I also jailbroke my iPhone quite some time ago, and found that aside from a few system tweaks [SBSettings and MyWi] it made almost no difference to my use. When I get home broadband, MyWi will no longer be required, and I really have no idea what iOS5 can do compared to my 4.2.1 on 3G.
Now, in saying all this, I am a cheerful user of Google Chrome. I use Gmail and GReader and GDocs and GGroups, because they’re all very convenient and do the job. I don’t see the point of using any other search engine, [even though the interface changes have recently become extremely irritating.. is there a good alternative?] and have recently given up on facebook.
that effectively means my entire web experience is governed by Apple and Google. even on the ubuntu laptop, which I utterly adore.
this post is making me wonder if I should give Firefox another go, purely because i agree with their ethics.
I’m also forced to admit, somewhat curiously, that I’m not exactly sure what the open web .is.
I’m confused by the contrast between the title of this post and the content. The title seems to imply that we should “get over” the death of Open as an ideology, the content seems to urge us to fight for it.
Aidan: a deliberate piece of semi-misdirection, I’m afraid. I think it is dead, or close to it – but there’s no reason why it can’t be revived.
I’m sure Apple wants us to think that the open web is dead. But beyond the rigidly controlled iOS, iTunes and Apple App Store, things still feel pretty open to me.
@Kevin that’s somewhat misleading.
iOS, iTunes and the Mac App Store aren’t web services, they’re html services.
In those terms, the Apple web service is Safari, which is free, and is based on WebKit. WebKit is open, and is used by pretty much every decent browser except FireFox.
Apple released WebKit because they really did not like the idea of being tied to someone else’s web technology – or of anyone else being in the same position [think back to the glorious days of IE vs NN].
Apple have also been the primary driving force in getting web developers to shift from Flash to html5 by refusing to allow it on iDevices.
that’s actually a pretty big deal, and the reverse of the opinion you state.

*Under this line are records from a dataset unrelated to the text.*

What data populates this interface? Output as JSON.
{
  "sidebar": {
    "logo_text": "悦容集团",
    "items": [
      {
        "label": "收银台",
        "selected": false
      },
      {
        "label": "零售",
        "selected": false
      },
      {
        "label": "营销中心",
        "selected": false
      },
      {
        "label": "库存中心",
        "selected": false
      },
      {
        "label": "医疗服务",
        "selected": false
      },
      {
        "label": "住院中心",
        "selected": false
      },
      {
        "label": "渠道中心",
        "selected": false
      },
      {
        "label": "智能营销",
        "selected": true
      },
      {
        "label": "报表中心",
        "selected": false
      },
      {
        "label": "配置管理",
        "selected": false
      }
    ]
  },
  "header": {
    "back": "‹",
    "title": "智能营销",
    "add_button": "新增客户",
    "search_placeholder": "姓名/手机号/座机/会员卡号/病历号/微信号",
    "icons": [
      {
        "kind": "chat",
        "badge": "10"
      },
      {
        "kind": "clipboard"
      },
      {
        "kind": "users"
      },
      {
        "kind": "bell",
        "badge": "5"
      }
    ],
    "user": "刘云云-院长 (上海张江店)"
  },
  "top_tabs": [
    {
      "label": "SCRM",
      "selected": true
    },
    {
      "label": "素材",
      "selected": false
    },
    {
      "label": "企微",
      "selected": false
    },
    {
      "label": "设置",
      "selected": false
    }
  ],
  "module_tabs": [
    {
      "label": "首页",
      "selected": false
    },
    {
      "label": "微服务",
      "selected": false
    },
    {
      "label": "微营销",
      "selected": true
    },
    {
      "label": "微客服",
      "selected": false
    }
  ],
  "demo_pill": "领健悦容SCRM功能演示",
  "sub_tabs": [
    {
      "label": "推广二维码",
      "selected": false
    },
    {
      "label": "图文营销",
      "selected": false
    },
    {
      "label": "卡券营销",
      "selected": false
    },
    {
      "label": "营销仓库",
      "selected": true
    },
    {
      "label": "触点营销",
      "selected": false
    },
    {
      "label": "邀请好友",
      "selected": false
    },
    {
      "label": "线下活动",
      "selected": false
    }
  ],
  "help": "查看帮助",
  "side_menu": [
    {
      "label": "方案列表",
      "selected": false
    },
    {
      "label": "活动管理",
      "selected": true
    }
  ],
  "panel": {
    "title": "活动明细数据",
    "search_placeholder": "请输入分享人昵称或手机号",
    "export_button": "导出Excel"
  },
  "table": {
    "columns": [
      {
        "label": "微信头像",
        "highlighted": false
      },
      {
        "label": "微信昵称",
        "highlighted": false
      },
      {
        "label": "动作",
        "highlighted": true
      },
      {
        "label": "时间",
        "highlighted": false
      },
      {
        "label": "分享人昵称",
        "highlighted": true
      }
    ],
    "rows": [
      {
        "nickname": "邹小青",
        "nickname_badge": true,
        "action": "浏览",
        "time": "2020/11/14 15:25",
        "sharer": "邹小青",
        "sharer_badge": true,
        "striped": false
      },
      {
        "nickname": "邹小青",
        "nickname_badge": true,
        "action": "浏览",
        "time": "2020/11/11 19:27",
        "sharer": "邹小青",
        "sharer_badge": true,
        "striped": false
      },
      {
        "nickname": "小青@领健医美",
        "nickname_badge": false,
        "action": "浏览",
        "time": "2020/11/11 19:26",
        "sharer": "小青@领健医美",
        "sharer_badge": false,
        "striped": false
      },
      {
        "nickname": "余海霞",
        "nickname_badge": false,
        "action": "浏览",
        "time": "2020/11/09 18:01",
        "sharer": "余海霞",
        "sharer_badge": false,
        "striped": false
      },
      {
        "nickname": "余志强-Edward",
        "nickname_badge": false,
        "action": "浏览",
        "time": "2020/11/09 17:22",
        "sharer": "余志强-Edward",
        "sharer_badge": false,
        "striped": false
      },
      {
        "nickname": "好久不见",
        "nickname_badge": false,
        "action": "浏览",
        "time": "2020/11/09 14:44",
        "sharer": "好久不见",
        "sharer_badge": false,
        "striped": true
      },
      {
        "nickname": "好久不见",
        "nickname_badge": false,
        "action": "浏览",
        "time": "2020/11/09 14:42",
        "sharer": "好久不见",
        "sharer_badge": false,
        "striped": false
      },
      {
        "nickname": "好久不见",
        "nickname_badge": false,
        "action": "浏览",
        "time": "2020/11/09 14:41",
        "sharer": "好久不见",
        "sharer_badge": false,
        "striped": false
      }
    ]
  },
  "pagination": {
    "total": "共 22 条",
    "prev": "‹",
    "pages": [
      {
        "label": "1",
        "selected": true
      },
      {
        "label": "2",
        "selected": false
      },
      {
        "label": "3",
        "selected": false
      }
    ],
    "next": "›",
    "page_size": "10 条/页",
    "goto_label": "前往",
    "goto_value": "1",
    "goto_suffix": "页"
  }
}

Steven, I had thought that it was a truism that Apple was the new AOL. But more successful than AOL ever was in building its own walled community using strict control over the whole stack from gadgets to OS to application delivery mechanisms. Sure looks like that from “outside” the Apple user community anyway. Interesting to hear another view.
In an environment where Apple is specifically trying to sell you in-house wares [apps, film, music] they use the walled garden to ensure quality control – both in terms of stuff that’s allowed and avoiding malware / bloat.
I’m not aware of anyone trying to do the same, successfully, with an open system.
Outside of that, Apple doesn’t care what you do. There’s little reason they should. Apple won’t make any money out of your browsing habits, any links you click, any information you share. That’s Google and Facebook’s realm to battle over. Apple *does* care that you have a relatively safe environment to do it in, hence Safari / WebKit.
the rest of the web, the technology used, I don’t know anywhere near enough to even begin having an informed opinion. I can, however, safely assume that people like Ben do.